Article by Zeke Horowitz

While the weather in Charleston certainly didn’t live up to the hype, the racing and southern hospitality definitely did. Despite some less than ideal conditions, we were able to get in eight races on the Viper course and came away with many great memories of fun racing, and fun social gatherings at the beach party! My team came away with some very valuable lessons about how to keep to the boat moving as fast as possible.

The biggest lesson I learned about the Viper is how sensitive it is to the “mode” you are sailing in, both upwind and downwind. I was very conscious on the upwind legs about making sure that I was keeping the jib pressed and the bow down to generate as much power as possible. This “press mode” quickly turned into a very high and fast mode when the breeze was relatively light and the water was flat. I made sure that if the boat ever felt like it was flattening out too much, I would gently pull the tiller towards me and pull the main in that last inch to load the rig back up. Once everything felt loaded, I would hike the boat flat and gently let the helm down to get as much height as possible. The boat loves to have the main trimmed hard so I was constantly checking my leech tell-tales and making sure that I had the mainsheet as tight as possible without stalling.

As the breeze came up and we became overpowered, the mode switched from the bow down press mode, to the heeled over pinchy mode – more like a normal keel boat. The boat can feel like it wants to go into the “vang sheet bow down super Laser hiking” mode, but you end up just reaching around the race-course because you have to give up so much height to flatten the boat out. So once the breeze was up in the mid-teens, I made sure to only let the main out about 3-5 inches (with plenty of vang on) and feather until there was a small bubble in the luff of the jib. From there, I would just try to maintain a steady level of heel by working the mainsheet back in or pulling the tiller towards me to induce some leeward heel when we sailed into a small lull. The big thing to be careful of when sailing in this mode is big chop. It was imperative that my crew was calling the big chop because you don’t want to sail in this mode with massive slop on the bow.

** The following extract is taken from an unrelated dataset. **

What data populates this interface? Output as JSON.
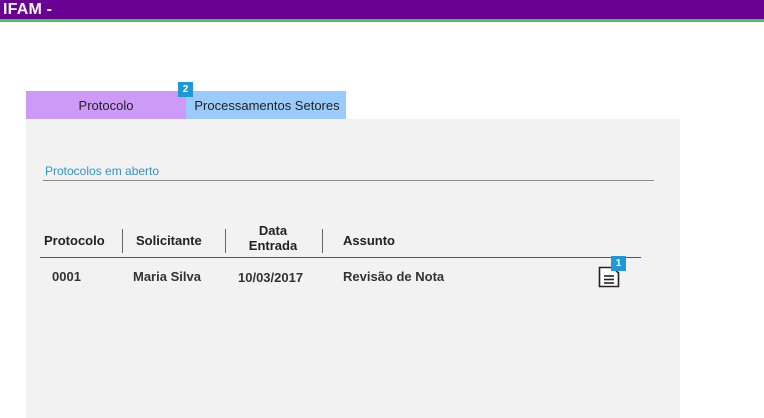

Zeke Horowitz, Danny Pletsch, and Ian Coleman at CRW 2015.

Zeke Horowitz, Danny Pletsch, and Ian Coleman at CRW 2015.

I found that the downwind mode was remarkably similar regardless of the breeze strength. We had breeze range from about 3 kts to maybe 14 kts throughout the regatta, and I always found that I was looking for the same feel. The boat felt best with about 5 degrees of leeward heel. If we sailed any lower, the boat flattened out completely and we lost a lot of speed, and if we sailed much higher, we would be way heeled to leeward with too much helm. So I really concentrated on feeling the boat as it heeled and flattened, and made sure to turn the boat to maintain that constant level of small heel (I turned down if the boat to heeled too much, and back up if the boat flattened out too much). Boats around us tried sailing lower in the light air, but we found it to be much better to sail a little bit of extra distance at a higher speed with more power. I also found it to be quite good for me, as the helmsman, to be sitting down on the floor of the boat when it was light air, and let my spinnaker trimmer sit up on the rail. This allowed us to sail a tiny bit lower because my weight was more centered (inducing a bit of leeward heel), and my trimmer could move his weight in and out a lot to help me steer the boat as he felt the boat heel.

We found that fore/aft weight placement was very important on the upwind legs. We made sure to have our jib trimmer sit all the way forward (in front of the shrouds) until such time as we absolutely needed him fully hiking. We had a mode where our middle crew and I would be fulling hiking with the forward crew still sitting in front of the shroud. If we were still overpowered, then the forward crew would pop behind the shroud and keep hiking. We felt fast with the weight as far forward as possible.

We’ve got many more lessons to learn. A big lesson we learned the HARD way, was to be sure to check your pole-out line where it ties onto the back of the pole. We had the carbon wear through right where the knot is. Turns out it is much faster to use a spinnaker downwind than it is to sail wing-on-wing with a jib!!!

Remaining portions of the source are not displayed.